# Investigation of geophysical sensor data to inform priors

Since we don't have a really great idea of what constitutes a good set of priors for real data, here I try my best to sort out what is going on using what I hope will be simple, but robust, assumptions.

In [None]:
%matplotlib inline
import numpy as np
import matplotlib.pyplot as plt
import pandas as pd
import GPy

## Noise and length scale characteristics for gravity and magnetism

We've been running with some set of priors for gravity and magnetism, but in all fairness we have no idea what those should be.  We know they're both linear sensors that integrate over rock properties, with a 3-D sensitivity profile that gets broader with depth.  So by fitting a GP to them, we get some idea of the noise, and a lower limit on the relevant length scale.  Since they're on a grid, we could also consider the autocorrelation.
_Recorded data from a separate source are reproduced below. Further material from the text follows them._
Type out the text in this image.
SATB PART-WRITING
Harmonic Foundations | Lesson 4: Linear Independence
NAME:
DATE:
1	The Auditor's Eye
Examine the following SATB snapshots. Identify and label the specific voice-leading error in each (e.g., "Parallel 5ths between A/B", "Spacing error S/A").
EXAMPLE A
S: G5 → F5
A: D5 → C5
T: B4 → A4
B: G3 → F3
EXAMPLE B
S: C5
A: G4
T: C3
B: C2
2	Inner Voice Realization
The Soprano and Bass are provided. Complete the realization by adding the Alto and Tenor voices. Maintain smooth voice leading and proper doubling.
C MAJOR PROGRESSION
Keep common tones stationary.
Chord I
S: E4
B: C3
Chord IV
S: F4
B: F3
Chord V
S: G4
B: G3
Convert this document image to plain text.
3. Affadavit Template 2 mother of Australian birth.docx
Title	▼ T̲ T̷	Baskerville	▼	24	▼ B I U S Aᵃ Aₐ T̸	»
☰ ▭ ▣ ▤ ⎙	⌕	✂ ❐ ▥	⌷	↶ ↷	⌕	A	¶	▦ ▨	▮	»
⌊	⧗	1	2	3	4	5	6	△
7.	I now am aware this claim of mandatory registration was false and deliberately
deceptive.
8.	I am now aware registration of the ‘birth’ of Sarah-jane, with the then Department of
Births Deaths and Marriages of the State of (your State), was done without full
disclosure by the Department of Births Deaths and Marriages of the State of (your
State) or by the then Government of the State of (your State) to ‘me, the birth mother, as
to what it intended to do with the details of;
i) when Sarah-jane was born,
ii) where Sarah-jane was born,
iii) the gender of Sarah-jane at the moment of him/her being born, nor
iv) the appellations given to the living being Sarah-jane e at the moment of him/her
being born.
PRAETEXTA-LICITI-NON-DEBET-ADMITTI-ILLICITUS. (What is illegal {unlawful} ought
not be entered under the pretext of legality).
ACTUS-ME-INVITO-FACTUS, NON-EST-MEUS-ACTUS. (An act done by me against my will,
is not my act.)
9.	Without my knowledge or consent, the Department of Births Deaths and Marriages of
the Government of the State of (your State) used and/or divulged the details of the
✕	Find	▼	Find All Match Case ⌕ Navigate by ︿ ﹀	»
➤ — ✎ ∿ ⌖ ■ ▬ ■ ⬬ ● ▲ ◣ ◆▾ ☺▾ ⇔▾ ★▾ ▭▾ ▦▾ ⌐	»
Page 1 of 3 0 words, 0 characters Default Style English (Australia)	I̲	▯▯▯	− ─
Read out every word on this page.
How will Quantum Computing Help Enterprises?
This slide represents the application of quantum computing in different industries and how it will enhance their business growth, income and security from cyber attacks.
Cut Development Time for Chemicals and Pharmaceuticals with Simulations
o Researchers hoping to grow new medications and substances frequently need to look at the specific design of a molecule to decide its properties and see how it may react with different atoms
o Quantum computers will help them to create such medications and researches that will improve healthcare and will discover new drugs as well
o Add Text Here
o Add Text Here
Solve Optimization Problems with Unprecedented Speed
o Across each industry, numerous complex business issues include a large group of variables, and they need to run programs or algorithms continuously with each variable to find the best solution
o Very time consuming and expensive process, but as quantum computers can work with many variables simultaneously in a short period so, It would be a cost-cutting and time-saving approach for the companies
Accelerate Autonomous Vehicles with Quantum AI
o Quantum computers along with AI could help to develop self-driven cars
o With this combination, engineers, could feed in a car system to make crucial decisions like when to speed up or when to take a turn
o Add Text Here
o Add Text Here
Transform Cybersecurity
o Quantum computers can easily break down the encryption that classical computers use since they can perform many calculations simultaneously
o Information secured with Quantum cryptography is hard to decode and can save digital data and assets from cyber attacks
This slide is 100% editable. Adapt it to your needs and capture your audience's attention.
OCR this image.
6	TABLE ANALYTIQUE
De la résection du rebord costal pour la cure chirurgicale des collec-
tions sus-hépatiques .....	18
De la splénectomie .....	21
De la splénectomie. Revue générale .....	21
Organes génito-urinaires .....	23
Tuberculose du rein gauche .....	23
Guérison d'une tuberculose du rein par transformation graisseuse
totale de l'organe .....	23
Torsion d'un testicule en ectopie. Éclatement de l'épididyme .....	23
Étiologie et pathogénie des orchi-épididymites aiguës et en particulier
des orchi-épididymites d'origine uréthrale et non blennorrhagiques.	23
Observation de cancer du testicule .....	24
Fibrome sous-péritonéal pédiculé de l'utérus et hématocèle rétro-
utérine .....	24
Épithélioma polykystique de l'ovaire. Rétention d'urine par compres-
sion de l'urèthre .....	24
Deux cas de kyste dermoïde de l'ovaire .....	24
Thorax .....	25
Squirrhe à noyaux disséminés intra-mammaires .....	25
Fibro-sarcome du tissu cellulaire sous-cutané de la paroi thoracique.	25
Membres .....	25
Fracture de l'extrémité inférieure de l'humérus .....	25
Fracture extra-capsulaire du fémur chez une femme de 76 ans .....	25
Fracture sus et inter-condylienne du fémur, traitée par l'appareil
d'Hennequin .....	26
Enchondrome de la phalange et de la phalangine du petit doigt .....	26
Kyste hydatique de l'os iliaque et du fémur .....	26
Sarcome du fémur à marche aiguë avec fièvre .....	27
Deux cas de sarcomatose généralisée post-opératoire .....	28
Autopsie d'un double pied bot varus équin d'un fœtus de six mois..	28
This isn't really meant to be a Bayesian analysis, but it's meant to give us some idea of the order of magnitude of the noise in a model that's flexible enough to respond to changes, but that insists on smoothness so we can pick off the delta-function component of the covariance.

In [None]:
gravdata = pd.read_csv("/Users/davidkohn/dev/obsidian/data/dataset1/gravity_400m_Gascoyne.txt", header=0)
print(gravdata.Latitude.min(), gravdata.Latitude.max())

In [None]:
gravdata

In [None]:
gravdata = gravdata[np.abs(gravdata.Latitude + 24.85) < 0.05]
gravdata = gravdata[np.abs(gravdata.Longitude - 116.1) < 0.05]
print(gravdata.grid_code.min(), gravdata.grid_code.max())
print(gravdata.shape)

In [None]:
X = np.array([gravdata.Latitude, gravdata.Longitude]).T
Y = np.array([gravdata.grid_code]).T
kernel = GPy.kern.Matern32(2)
print "X.shape =", X.shape
print "Y.shape =", Y.shape
model = GPy.models.GPRegression(X, Y, kernel)
model.optimize(messages=True)
fig = model.plot()
print model

This seems pretty weird -- the gravity data seems to have a very long length scale and no obvious noise.  But we can see from the contours that there is some structure.  Not sure what to make of that.

In [None]:
magdata = pd.read_csv("mag_TMI_gascoyne.txt", header=0)
print magdata.Latitude.min(), magdata.Latitude.max()
magdata = magdata[np.abs(magdata.Latitude + 24.85) < 0.015]
magdata = magdata[np.abs(magdata.Longitude - 116.1) < 0.015]
print magdata.grid_code.min(), magdata.grid_code.max()
print magdata.shape

In [None]:
X = np.array([magdata.Latitude, magdata.Longitude]).T
Y = np.array([magdata.grid_code]).T
kernel = GPy.kern.Matern32(2)
print "X.shape =", X.shape
print "Y.shape =", Y.shape
model = GPy.models.GPRegression(X, Y, kernel)
model.optimize(messages=True)
fig = model.plot()
print model

Magnetism, on the other hand, has at least some non-zero Gaussian noise to it.  But surely the length scale is kind of out of whack?  And are those repeated points there?

In [None]:
dX0 = X[:,0].reshape(36,36)[:,0]
print dX0
print dX0[1:] - dX0[:-1]
dX1 = X[:,1].reshape(36,36)[1,:]
print dX1
print dX1[1:] - dX1[:-1]

Oooh looks like they are.  Well, in a way that's useful, if those are real -- in principle they give us the noise scale.  But if it isn't real, it's not clear this would have worked.